One last kind of line chart is a frequency polygon. A frequency polygon is a line chart that's made by connecting the midpoints of the tops of histogram bars. So here we have a histogram showing the heights of black cherry trees. Now, the midpoint of each of these bars is the point in the middle.

So here I'm going to place a dot at each of the midpoints of the bars. Now, because our data falls in between these two dots-- there's some values that are 64, and some values that are 71-- I'm going to connect them. And I'm actually going to delete out the chart below, because our line chart no longer has that. But we do still need our axes.

So now that we have this set up better, I'm going to connect the dots. And again, you could use a ruler-- and should use a ruler-- to do this. So here is our frequency polygon. Here is our line chart made from our histogram. This has been your tutorial on line charts.

Source: GRAPHS CREATED BY KATHERINE WILLIAMS

This tutorial covers time series data. Time series data shows a change in the value over time. One important thing to remember is that the horizontal axis, the one going from side to side, should always be the time.

This graph here shows the number of airline departures for a set of given years. So the years are going across the bottom. It starts with 1996 and ends in 2002.

The other axis is what we're measuring. So here is the number of departures, and it's recording it in millions. So with this time series chart, we can see how the things are changing over time. We can see that it's increasing a lot, that there's a strong dip down between 2000 and 2001, and that after that it starts to pick up again.

With a times series chart, it can help us to show information much better than other visual representations can. We can start to try to draw conclusions or try to think about why there would be this dip here or why it shot up so rapidly between 1996 and 1997.

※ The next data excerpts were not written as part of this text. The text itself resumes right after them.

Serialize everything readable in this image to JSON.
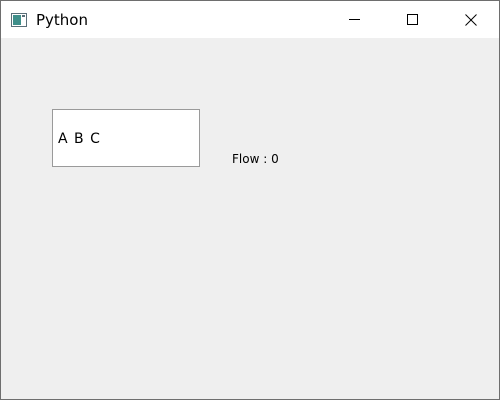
{
  "window": {
    "title": "Python",
    "icon": "python-app-icon",
    "controls": {
      "minimize_icon": "minimize-icon",
      "maximize_icon": "maximize-icon",
      "close_icon": "close-icon"
    }
  },
  "main": {
    "textbox_value": "A B C",
    "flow_label": "Flow : 0"
  },
  "colors": {
    "titlebar": "#ffffff",
    "client": "#efefef",
    "textbox_bg": "#ffffff",
    "textbox_border": "#9a9a9a"
  }
}
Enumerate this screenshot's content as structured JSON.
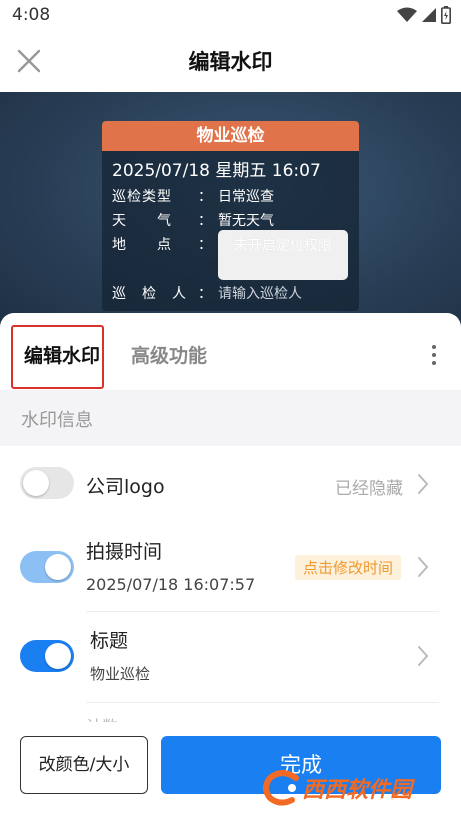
{
  "status_bar": {
    "time": "4:08",
    "icons": [
      "wifi-icon",
      "signal-icon",
      "battery-icon"
    ]
  },
  "app_bar": {
    "title": "编辑水印",
    "close_icon": "close-icon"
  },
  "watermark": {
    "header": "物业巡检",
    "header_color": "#e0734a",
    "datetime": "2025/07/18 星期五 16:07",
    "rows": [
      {
        "label": "巡检类型",
        "colon": "：",
        "value": "日常巡查"
      },
      {
        "label": "天　　气",
        "colon": "：",
        "value": "暂无天气"
      },
      {
        "label": "地　　点",
        "colon": "：",
        "value": ""
      },
      {
        "label": "巡　检　人",
        "colon": "：",
        "value": "请输入巡检人"
      }
    ],
    "location_notice": "未开启定位权限"
  },
  "tabs": {
    "edit": "编辑水印",
    "advanced": "高级功能",
    "more_icon": "more-vertical-icon"
  },
  "section": {
    "title": "水印信息"
  },
  "items": [
    {
      "title": "公司logo",
      "toggle": "off",
      "status": "已经隐藏"
    },
    {
      "title": "拍摄时间",
      "toggle": "on",
      "subtitle": "2025/07/18 16:07:57",
      "badge": "点击修改时间"
    },
    {
      "title": "标题",
      "toggle": "on",
      "subtitle": "物业巡检"
    }
  ],
  "partial_item": "计数",
  "buttons": {
    "color_size": "改颜色/大小",
    "done": "完成"
  },
  "site_logo": {
    "brand": "西西软件园",
    "url": "CR173.COM"
  },
  "colors": {
    "accent": "#1a7ff0",
    "highlight_border": "#d9322b",
    "badge_text": "#f09a2c"
  }
}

This time series chart shows two different series together. In the blue line, we have XM Radio. And in the red line, we have Sirius Satellite Radio. Now, the millions of subscribers are recorded on the vertical axis. And the horizontal axis shows time.

This time, time has broken down more finely. We're looking at quarters. Because this is talking about a business and how many subscribers, it's easy to find information by fiscal quarter.

So we can see here that they both start off pretty similarly. And then quarter 4 of 2002, they start to diverge. And then they're pretty spread apart. Then they get wider apart. And then they come back together.

By looking at two lines together on one time series chart, we can make comparisons between how XM did and Sirius did and start to talk about that. Another thing that can happen is people can try to extrapolate data backwards and forwards on a time series chart. So if we look down here, the actual data is in the blue.

So this part right here that I just circled is the only part that we have definitive data for. The black is academic estimates. So going backwards, they're trying to make estimates about what the population was from year 500 up to probably about 1800. And then we can only know information up to when our last collection was done, so around the 2000. After that, it's all projections.

So these different lines here coming off 2000 show potential things that could happen in a time series. There could be high growth, which is what the red line shows, medium growth, which is what the yellow line shows, or low growth, which is what the green line shows. Now, when reading a time series diagram, it's important to note whether or not it's actual collected information or projections. The chart should note when it's a projection or when it switches from actual to projected information.

This has been your tutorial on time series charts.